Memang benar, Ali sudah sering di tatap seperti yang Wina lakukan ketika ada perempuan yang bertanya di bekerja apa dan ketika dia jawab seorang petani maka mereka akan memilih menghindar setelah menatap jijik ke arahnya.
Tentu saja perempuan yang dimaksud Ali adalah mereka yang tidak kenal siapa Ali sebenarnya.
"Aku nggak gitu." ketus Prilly tiba-tiba. Ali menaikkan sebelah alisnya menatap Prilly yang sedang mengerucutkan bibirnya. "Aku nggak mandang Mas jijik pas Mas bilang Mas itu petani."
Ali tersenyum kecil. "Ya kan Mas nggak bilang kamu loh. Mas bilang cewek-cewek lain. Lagian wajar kan jaman sekarang penampilan jauh lebih penting."
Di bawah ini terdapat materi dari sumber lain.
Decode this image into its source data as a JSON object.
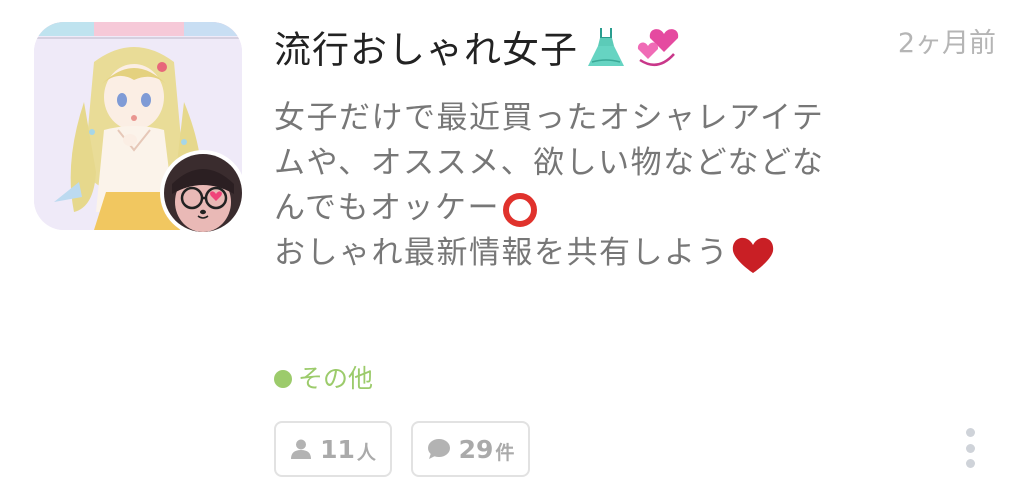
{
  "post": {
    "title": "流行おしゃれ女子",
    "time": "2ヶ月前",
    "description_lines": [
      "女子だけで最近買ったオシャレアイテ",
      "ムや、オススメ、欲しい物などなどな",
      "んでもオッケー",
      "おしゃれ最新情報を共有しよう"
    ],
    "category": "その他",
    "members_count": "11",
    "members_unit": "人",
    "comments_count": "29",
    "comments_unit": "件"
  },
  "icons": {
    "title_emojis": [
      "dress-icon",
      "revolving-hearts-icon"
    ],
    "desc_emojis": [
      "red-circle-icon",
      "red-heart-icon"
    ],
    "members": "person-icon",
    "comments": "speech-bubble-icon",
    "more": "vertical-dots-icon"
  },
  "colors": {
    "title": "#222222",
    "description": "#777777",
    "time": "#b5b5b5",
    "category": "#9ccb6b",
    "stat_text": "#aaaaaa",
    "border": "#e2e2e2"
  }
}
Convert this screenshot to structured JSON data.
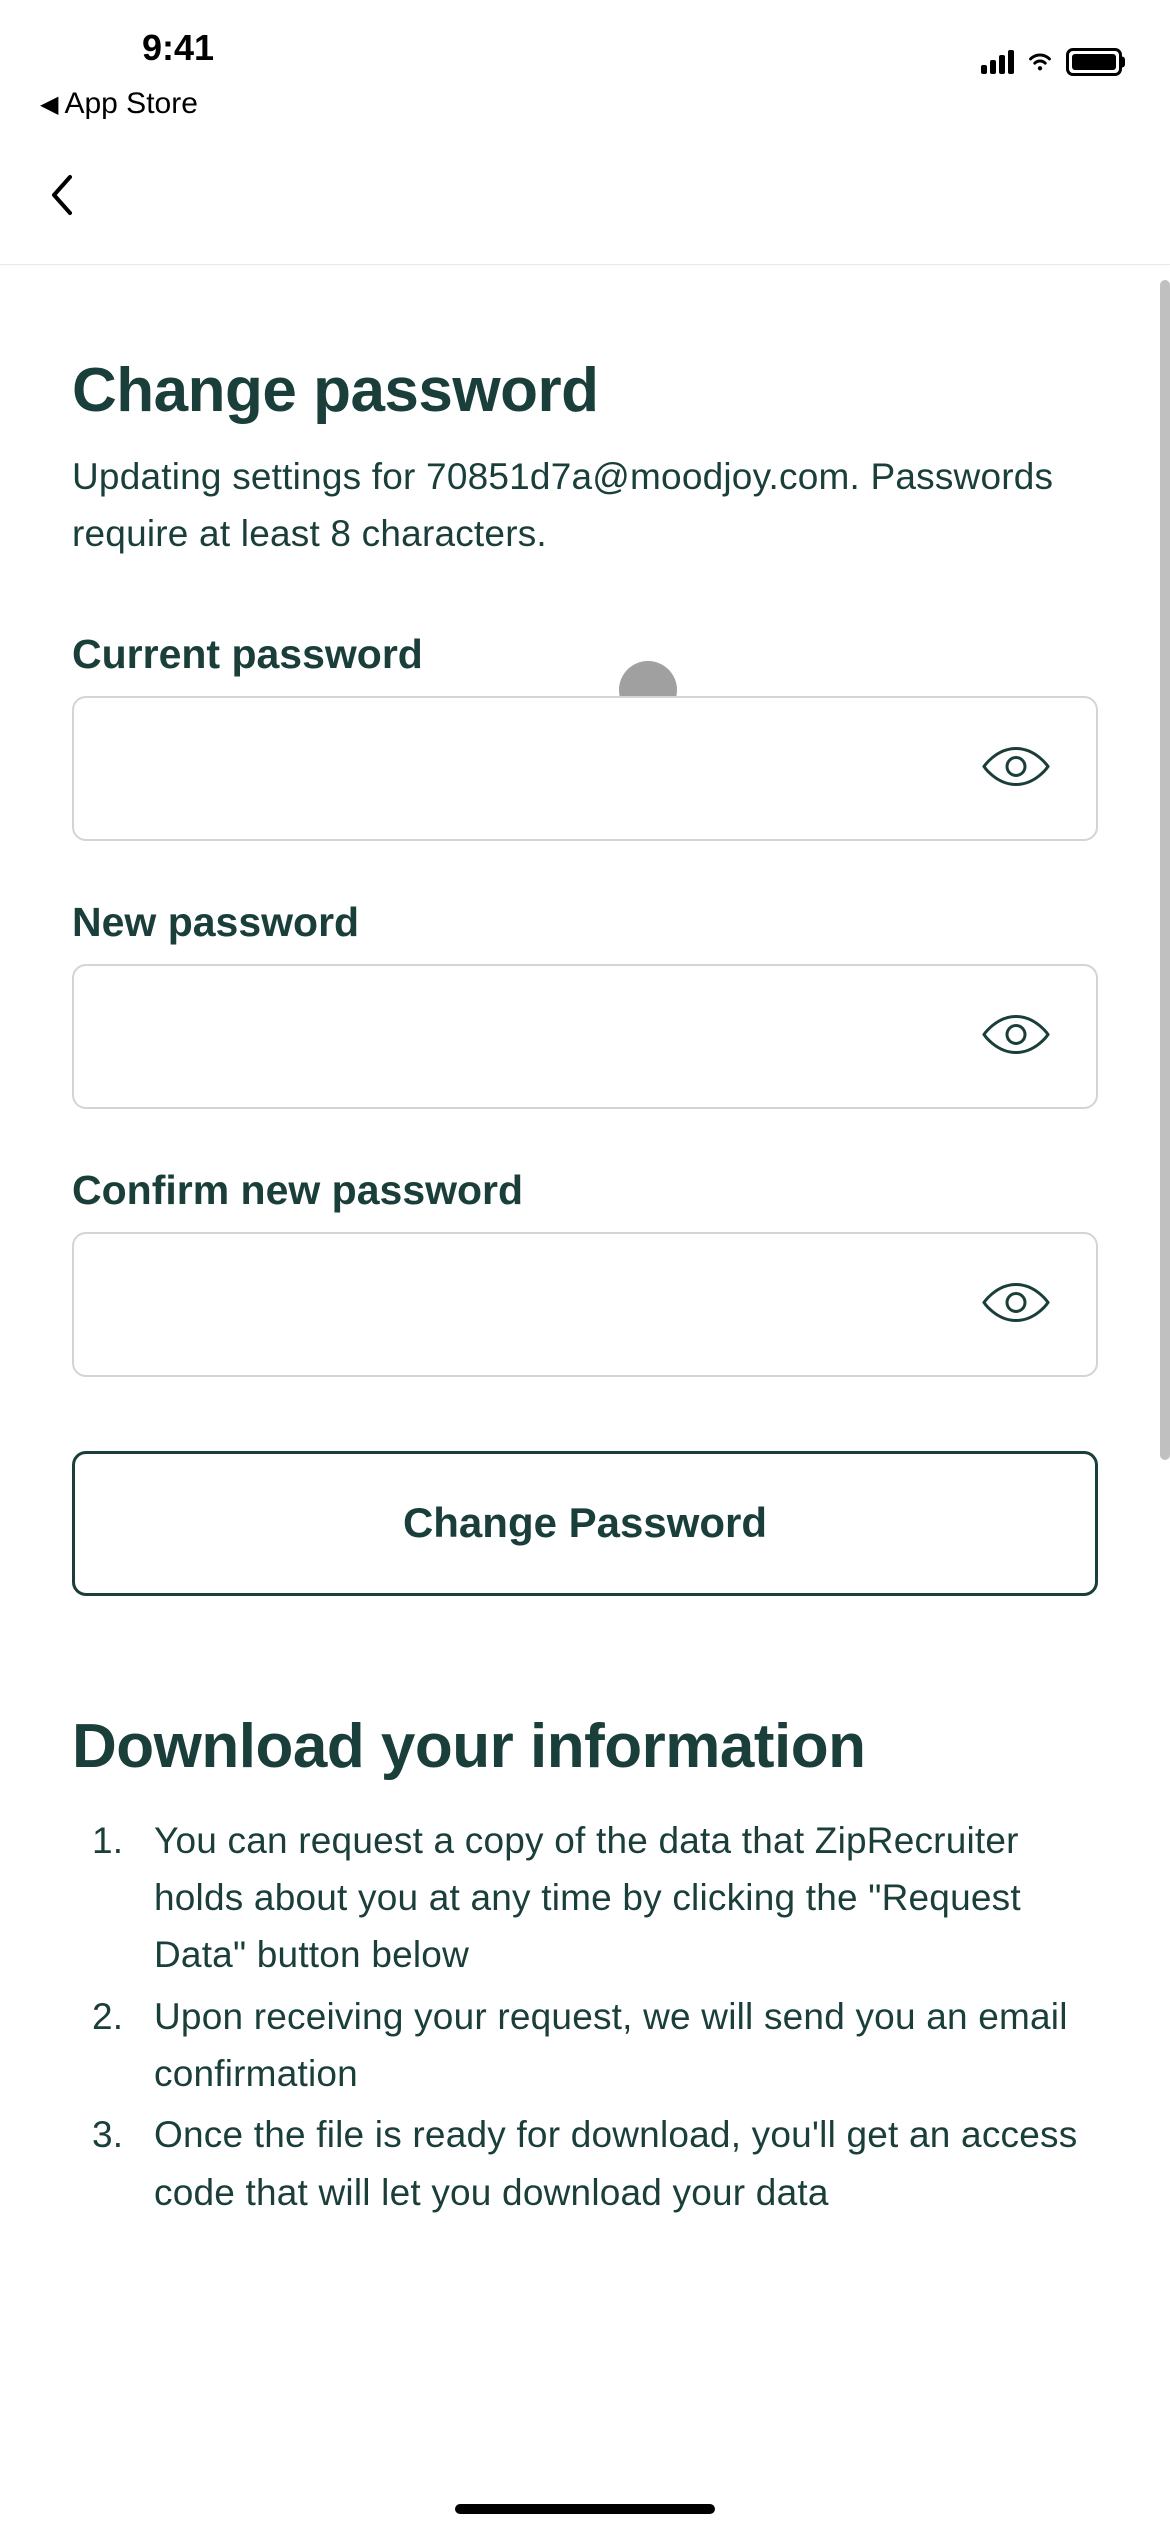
{
  "statusBar": {
    "time": "9:41",
    "breadcrumb": "App Store"
  },
  "page": {
    "title": "Change password",
    "subtitle": "Updating settings for 70851d7a@moodjoy.com. Passwords require at least 8 characters."
  },
  "form": {
    "currentPassword": {
      "label": "Current password",
      "value": ""
    },
    "newPassword": {
      "label": "New password",
      "value": ""
    },
    "confirmPassword": {
      "label": "Confirm new password",
      "value": ""
    },
    "submitLabel": "Change Password"
  },
  "downloadSection": {
    "title": "Download your information",
    "items": [
      "You can request a copy of the data that ZipRecruiter holds about you at any time by clicking the \"Request Data\" button below",
      "Upon receiving your request, we will send you an email confirmation",
      "Once the file is ready for download, you'll get an access code that will let you download your data"
    ]
  }
}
"Aku nggak gitu. Aku sih yang penting setia aja. Masalah penampilan apalagi mobil atau apa itu nomor sekian." ujar Prilly berapi-api.
"Jadi nggak masalah kalau sama Mas yang cuma petani ini?"
"Ya nggak dong. Yang penting Mas setia aja udah."
"Jadi kalau Mas lamar kamu nggak bakal nolak dong?"
"Ya nggak lah lagian aku juga ma-- Mas bilang apa tadi?" Prilly baru sadar kalau Ali menyebut kata 'lamar' tadi. Lamar? Maksudnya melamar dirinya begitu? Ali melamar dirinya iya kan? Iya nggak sih?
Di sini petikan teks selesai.